Granny was expert in making just about anyone feel at home, and I did. So much so, that one time, when she was babysitting me, I noticed that the clock on the piano was an hour off (Daylight savings time had come and gone). So, I fixed it. She had a funny look on her face when I told her how I’d taken care of it for her. I had no idea that a professional needed to set that clock…that expensive mantle clock. But, after explaining it to me, it was never mentioned again. I discovered later it had been quite expensive to repair. I kept a clear path between that clock and me from then on.

She loved music, and during a period of time when I was taking piano lessons, let me come over and practice at her house. I’m sure she must have gotten pretty tired of hearing me play the same pieces over and over again (I use the word play loosely)—but she just smiled and encouraged me. I never really mastered it, I wish I had.

Granny loved clowns and had a collection of figurines and pictures. One Halloween, I was about thirteen, I decided to be a clown for trick-o-treating. My friends and I canvassed the whole town (it felt like) and I needed to use the bathroom. We were nearby Granny’s house, so I knocked on the door. She answered and gave me a candy. I asked, “Can I use the bathroom?” Well, I’d never seen an incredulous look on her face before, but sure gave me one. When I stepped inside, she kindly asked me to leave, took me firmly by the arm and escorted me out, shutting and locking the door, flipping off the porch light. To say I was shocked didn’t begin to explain my feelings. My grandmother had just tossed me from the house! As I was standing in the dark, wondering what happened, I realized she had no idea who I was. So, I started knocking again. After a minute, she flipped on the porch light, opened the door a crack and told me to go away in a very stern voice.
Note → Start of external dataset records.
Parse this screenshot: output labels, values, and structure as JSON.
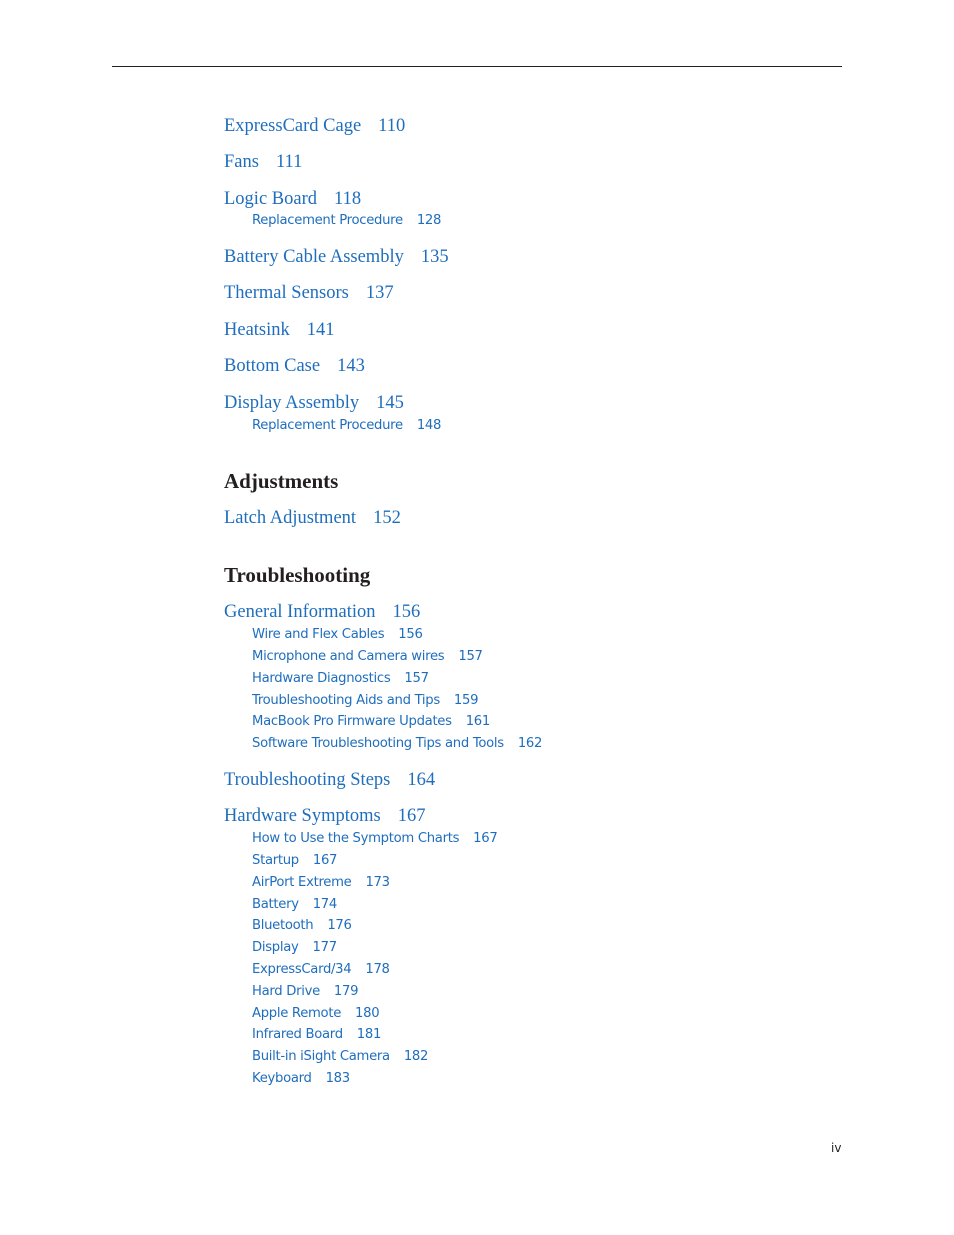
{
  "document": {
    "folio": "iv",
    "colors": {
      "link": "#1f6ebd",
      "heading": "#231f20",
      "rule": "#231f20"
    }
  },
  "toc": {
    "e0": {
      "title": "ExpressCard Cage",
      "page": "110"
    },
    "e1": {
      "title": "Fans",
      "page": "111"
    },
    "e2": {
      "title": "Logic Board",
      "page": "118"
    },
    "e2a": {
      "title": "Replacement Procedure",
      "page": "128"
    },
    "e3": {
      "title": "Battery Cable Assembly",
      "page": "135"
    },
    "e4": {
      "title": "Thermal Sensors",
      "page": "137"
    },
    "e5": {
      "title": "Heatsink",
      "page": "141"
    },
    "e6": {
      "title": "Bottom Case",
      "page": "143"
    },
    "e7": {
      "title": "Display Assembly",
      "page": "145"
    },
    "e7a": {
      "title": "Replacement Procedure",
      "page": "148"
    },
    "h1": {
      "title": "Adjustments"
    },
    "e8": {
      "title": "Latch Adjustment",
      "page": "152"
    },
    "h2": {
      "title": "Troubleshooting"
    },
    "e9": {
      "title": "General Information",
      "page": "156"
    },
    "e9a": {
      "title": "Wire and Flex Cables",
      "page": "156"
    },
    "e9b": {
      "title": "Microphone and Camera wires",
      "page": "157"
    },
    "e9c": {
      "title": "Hardware Diagnostics",
      "page": "157"
    },
    "e9d": {
      "title": "Troubleshooting Aids and Tips",
      "page": "159"
    },
    "e9e": {
      "title": "MacBook Pro Firmware Updates",
      "page": "161"
    },
    "e9f": {
      "title": "Software Troubleshooting Tips and Tools",
      "page": "162"
    },
    "e10": {
      "title": "Troubleshooting Steps",
      "page": "164"
    },
    "e11": {
      "title": "Hardware Symptoms",
      "page": "167"
    },
    "e11a": {
      "title": "How to Use the Symptom Charts",
      "page": "167"
    },
    "e11b": {
      "title": "Startup",
      "page": "167"
    },
    "e11c": {
      "title": "AirPort Extreme",
      "page": "173"
    },
    "e11d": {
      "title": "Battery",
      "page": "174"
    },
    "e11e": {
      "title": "Bluetooth",
      "page": "176"
    },
    "e11f": {
      "title": "Display",
      "page": "177"
    },
    "e11g": {
      "title": "ExpressCard/34",
      "page": "178"
    },
    "e11h": {
      "title": "Hard Drive",
      "page": "179"
    },
    "e11i": {
      "title": "Apple Remote",
      "page": "180"
    },
    "e11j": {
      "title": "Infrared Board",
      "page": "181"
    },
    "e11k": {
      "title": "Built-in iSight Camera",
      "page": "182"
    },
    "e11l": {
      "title": "Keyboard",
      "page": "183"
    }
  }
}
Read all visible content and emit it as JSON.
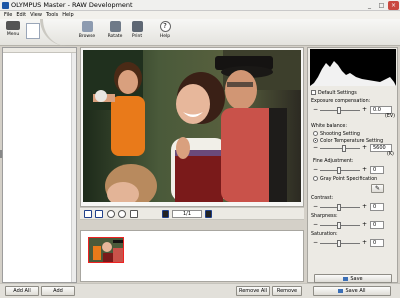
{
  "window": {
    "title": "OLYMPUS Master - RAW Development",
    "minimize": "_",
    "maximize": "□",
    "close": "×"
  },
  "menu": [
    "File",
    "Edit",
    "View",
    "Tools",
    "Help"
  ],
  "toolbar": {
    "menu": "Menu",
    "browse": "Browse",
    "rotate": "Rotate",
    "print": "Print",
    "help": "Help"
  },
  "left_panel": {
    "add_all": "Add All",
    "add": "Add"
  },
  "preview": {
    "page": "1/1"
  },
  "filmstrip": {
    "remove_all": "Remove All",
    "remove": "Remove"
  },
  "adjust": {
    "default_settings": "Default Settings",
    "exposure_label": "Exposure compensation:",
    "exposure_value": "0.0",
    "exposure_unit": "(EV)",
    "white_balance_label": "White balance:",
    "shooting_setting": "Shooting Setting",
    "color_temp_setting": "Color Temperature Setting",
    "color_temp_value": "5600",
    "color_temp_unit": "(K)",
    "fine_adjustment_label": "Fine Adjustment:",
    "fine_adjustment_value": "0",
    "gray_point": "Gray Point Specification",
    "contrast_label": "Contrast:",
    "contrast_value": "0",
    "sharpness_label": "Sharpness:",
    "sharpness_value": "0",
    "saturation_label": "Saturation:",
    "saturation_value": "0",
    "save": "Save",
    "save_all": "Save All"
  },
  "colors": {
    "accent": "#1d57a6",
    "panel": "#eceae4",
    "close": "#c9483f"
  }
}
Had I been the miscreant she took me for, I’m sure I would have turned tail and ran. Instead I said, “But, Granny, it’s me, it’s April!” She was just as relieved as I was. I apparently made a very convincing clown.
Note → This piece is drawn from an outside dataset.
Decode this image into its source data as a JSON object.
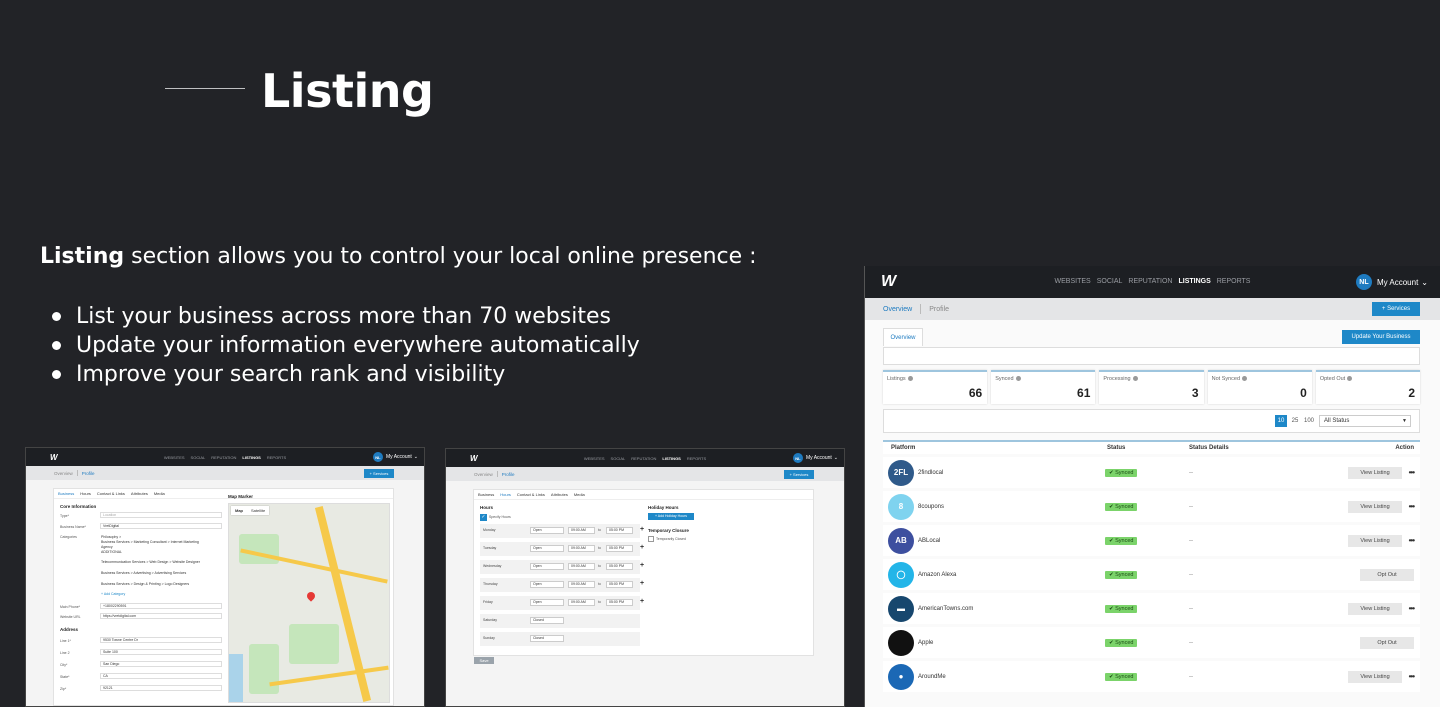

Years later, when I got engaged, she lovingly sat my fiancé and I down and asked what our plans were (we were pretty young). She was matter-of-fact, yet kind. And over the twenty plus years we’ve been married, unendingly supportive.

People at her memorial talked about her classy appearance (always dressed to the nines); her love of travel (was even asked by a native New Guinea man to be one of his wives); her love of sporty cars; how she walked in her faith every day of her life, reaching out to strangers and making them feel like a friend. She so did. But, for me, I’ll always remember how she looked at this lonely ten-year-old girl and took her as one of her own—no questions asked—and loved her. Thanks, Granny.